De acordo com o que tenho observado, o tempo não satisfaz ninguém. Quando somos novos queremos que o tempo passe; quando chegamos à meia idade desejamos que o tempo pare; quando
ficamos velhos gostaríamos que o tempo voltasse para trás.
As tentativas de parar o tempo costumam ser perda de tempo. Ainda assim, muita gente tenta. Por exemplo, em Hollywood. Todas as pessoas que tentam parar o tempo se parecem umas com as outras. Nicole Kidman ficou igual a Courteney Cox, que ficou igual a Val Kilmer, que ficou igual a uma boneca que a minha avó tinha na cama, sobre a colcha.
Para evitar que a gente veja o que o tempo lhes fez, ficam com uma cara que diz: “Viu o que o tempo me fez? Olha só como os meus olhos estão tão abertos. Como a pele do rosto fugiu para a nuca. Que ar absolutamente espantado que tenho sempre. Foi o tempo que fez isso.
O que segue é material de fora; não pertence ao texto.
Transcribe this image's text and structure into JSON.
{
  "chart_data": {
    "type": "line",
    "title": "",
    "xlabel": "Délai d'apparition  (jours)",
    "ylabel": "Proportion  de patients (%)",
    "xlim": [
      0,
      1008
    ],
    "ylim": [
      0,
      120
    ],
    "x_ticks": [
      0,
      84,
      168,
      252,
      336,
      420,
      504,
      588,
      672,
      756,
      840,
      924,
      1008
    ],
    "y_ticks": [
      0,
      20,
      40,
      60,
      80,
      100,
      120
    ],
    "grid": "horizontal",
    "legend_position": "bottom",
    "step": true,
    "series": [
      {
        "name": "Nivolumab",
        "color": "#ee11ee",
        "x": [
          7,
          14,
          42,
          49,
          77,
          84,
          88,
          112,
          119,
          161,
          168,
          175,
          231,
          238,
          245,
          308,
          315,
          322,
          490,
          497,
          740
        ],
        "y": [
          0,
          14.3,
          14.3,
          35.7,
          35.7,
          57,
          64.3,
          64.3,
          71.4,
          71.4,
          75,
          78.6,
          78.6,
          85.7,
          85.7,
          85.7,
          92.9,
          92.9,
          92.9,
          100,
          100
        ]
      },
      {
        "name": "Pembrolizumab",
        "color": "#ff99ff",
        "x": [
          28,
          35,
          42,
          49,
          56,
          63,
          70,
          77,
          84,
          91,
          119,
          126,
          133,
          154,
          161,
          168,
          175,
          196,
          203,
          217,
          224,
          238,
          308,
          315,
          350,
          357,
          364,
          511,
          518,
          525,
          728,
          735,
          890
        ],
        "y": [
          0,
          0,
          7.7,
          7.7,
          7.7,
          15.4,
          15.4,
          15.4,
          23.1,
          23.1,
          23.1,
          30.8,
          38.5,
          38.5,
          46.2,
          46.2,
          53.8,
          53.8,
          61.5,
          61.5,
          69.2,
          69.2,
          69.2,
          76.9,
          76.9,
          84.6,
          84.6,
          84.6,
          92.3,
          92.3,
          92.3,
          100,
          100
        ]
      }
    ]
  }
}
Em conluio com um cirurgião plástico”.
Todas essas estratégias são recentes. No meu tempo, não havia hipótese de fugir ao tempo. Aliás, essa é uma das dificuldades de definir o tempo: cada pessoa tem o seu. E no meu tempo o tempo era melhor.
Texto de Ricardo Araújo Pereira, na Folha de São Paulo.